At least 48 people have died in a series of attacks across the states of Nagaland and Assam in north-east India.
The explosions occurred within a minute of each other
Two bombs exploded in the main commercial centre of Dimapur town in Nagaland - one at a train station and another at a local market.
At least 28 people were killed and more than 100 injured in the morning blasts.
Hours later, rebels from the Bodo tribe sprayed shoppers with bullets in the neighbouring state of Assam, killing at least 20 people, police said.
They suspect the rebels - the National Democratic Front of Bodoland (NDFB) - may have been behind the Nagaland attacks too.
There are many separatist rebel groups in north-east India.
The largest explosion occurred at the Dimapur railway station, which was crowded with passengers at the time.
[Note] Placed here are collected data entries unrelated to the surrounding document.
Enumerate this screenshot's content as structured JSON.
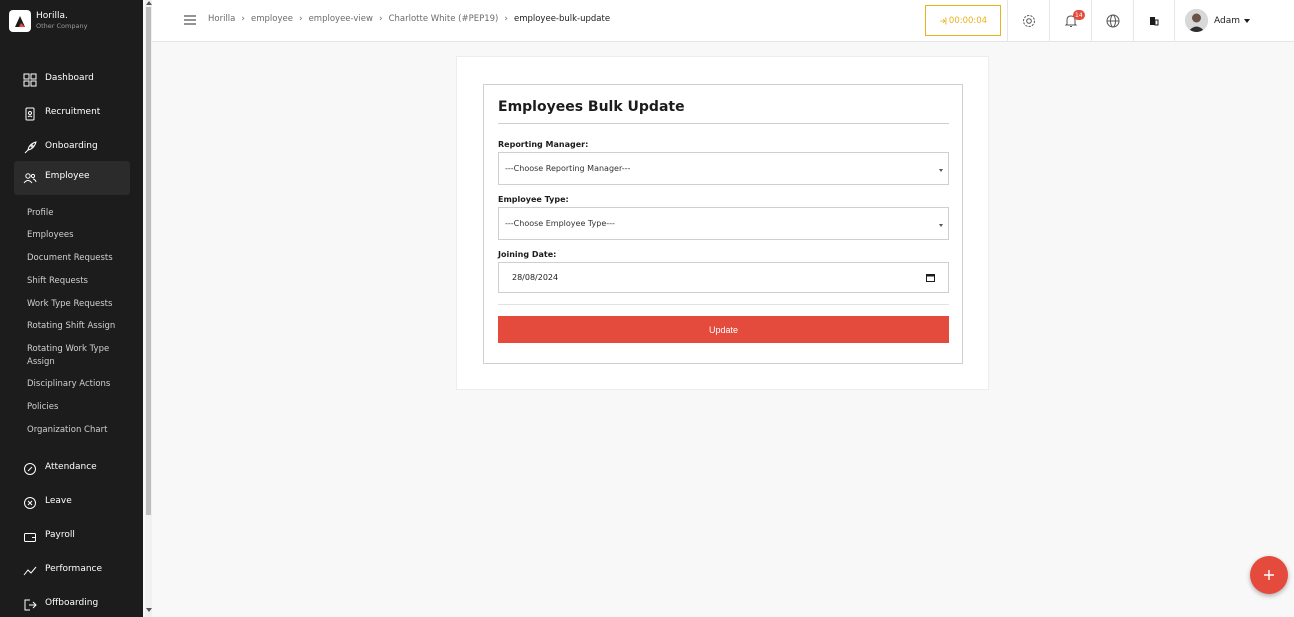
{
  "brand": {
    "name": "Horilla.",
    "company": "Other Company"
  },
  "sidebar": {
    "items": [
      {
        "label": "Dashboard",
        "icon": "dashboard-icon"
      },
      {
        "label": "Recruitment",
        "icon": "recruitment-icon"
      },
      {
        "label": "Onboarding",
        "icon": "rocket-icon"
      },
      {
        "label": "Employee",
        "icon": "people-icon",
        "active": true
      },
      {
        "label": "Attendance",
        "icon": "attendance-icon"
      },
      {
        "label": "Leave",
        "icon": "leave-icon"
      },
      {
        "label": "Payroll",
        "icon": "wallet-icon"
      },
      {
        "label": "Performance",
        "icon": "trend-icon"
      },
      {
        "label": "Offboarding",
        "icon": "exit-icon"
      }
    ],
    "sub_items": [
      "Profile",
      "Employees",
      "Document Requests",
      "Shift Requests",
      "Work Type Requests",
      "Rotating Shift Assign",
      "Rotating Work Type Assign",
      "Disciplinary Actions",
      "Policies",
      "Organization Chart"
    ]
  },
  "header": {
    "breadcrumbs": [
      "Horilla",
      "employee",
      "employee-view",
      "Charlotte White (#PEP19)",
      "employee-bulk-update"
    ],
    "timer": "00:00:04",
    "notification_count": "14",
    "user_name": "Adam"
  },
  "form": {
    "title": "Employees Bulk Update",
    "reporting_manager_label": "Reporting Manager:",
    "reporting_manager_value": "---Choose Reporting Manager---",
    "employee_type_label": "Employee Type:",
    "employee_type_value": "---Choose Employee Type---",
    "joining_date_label": "Joining Date:",
    "joining_date_value": "28/08/2024",
    "submit_label": "Update"
  },
  "colors": {
    "accent": "#e54b3c",
    "sidebar_bg": "#1c1c1c",
    "timer": "#e8b21c"
  }
}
The other bomb went off in the local Hong Kong market within a minute.
Local trader Alok Pareek said limbs and severed heads were strewn about the railway station and the market, which is openly used to sell contraband goods.
He said the entire structure in front of the station master's office had collapsed.
"Many who died were trapped in the debris in the railway station," he said.
Doctors have warned that the death toll could rise.
BBC correspondent Subir Bhaumik says eyewitnesses report that passengers who were waiting for trains at the station were flung on the tracks by the force of the explosion.
He adds that many of them had been delayed in Dimapur for several days because of a strike in the neighbouring Karbi Anglong district of Assam, which connects Nagaland to the rest of the country.
An indefinite curfew has been ordered in Dimapur.
There has been an insurgency in Nagaland since 1956, but for the last seven years the state's major separatist group, the National Socialist Council of Nagaland (NSCN), has been negotiating with the Indian government, and its fighters are observing a ceasefire with the government's security forces.
Both factions of the NSCN have condemned the explosions.
Another explosion on Saturday, in the Santipur market of Kokrajhar district, in the neighbouring state of Assam, killed one trader and injured seven others.
This was followed by about six other attacks in which Bodo rebels fired indiscriminately at shoppers at three village markets in Makri Jhora village, 20km (16 miles) west of Assam's main city of Guwahati.
At least 19 traders and parents belonging to non-Bodo communities were killed. More than 20 people were injured in the attacks.
The NDFB has suffered a lot of casualties during Indian and Bhutanese military operations in the last year and the intelligence officials say they were perhaps striking back now.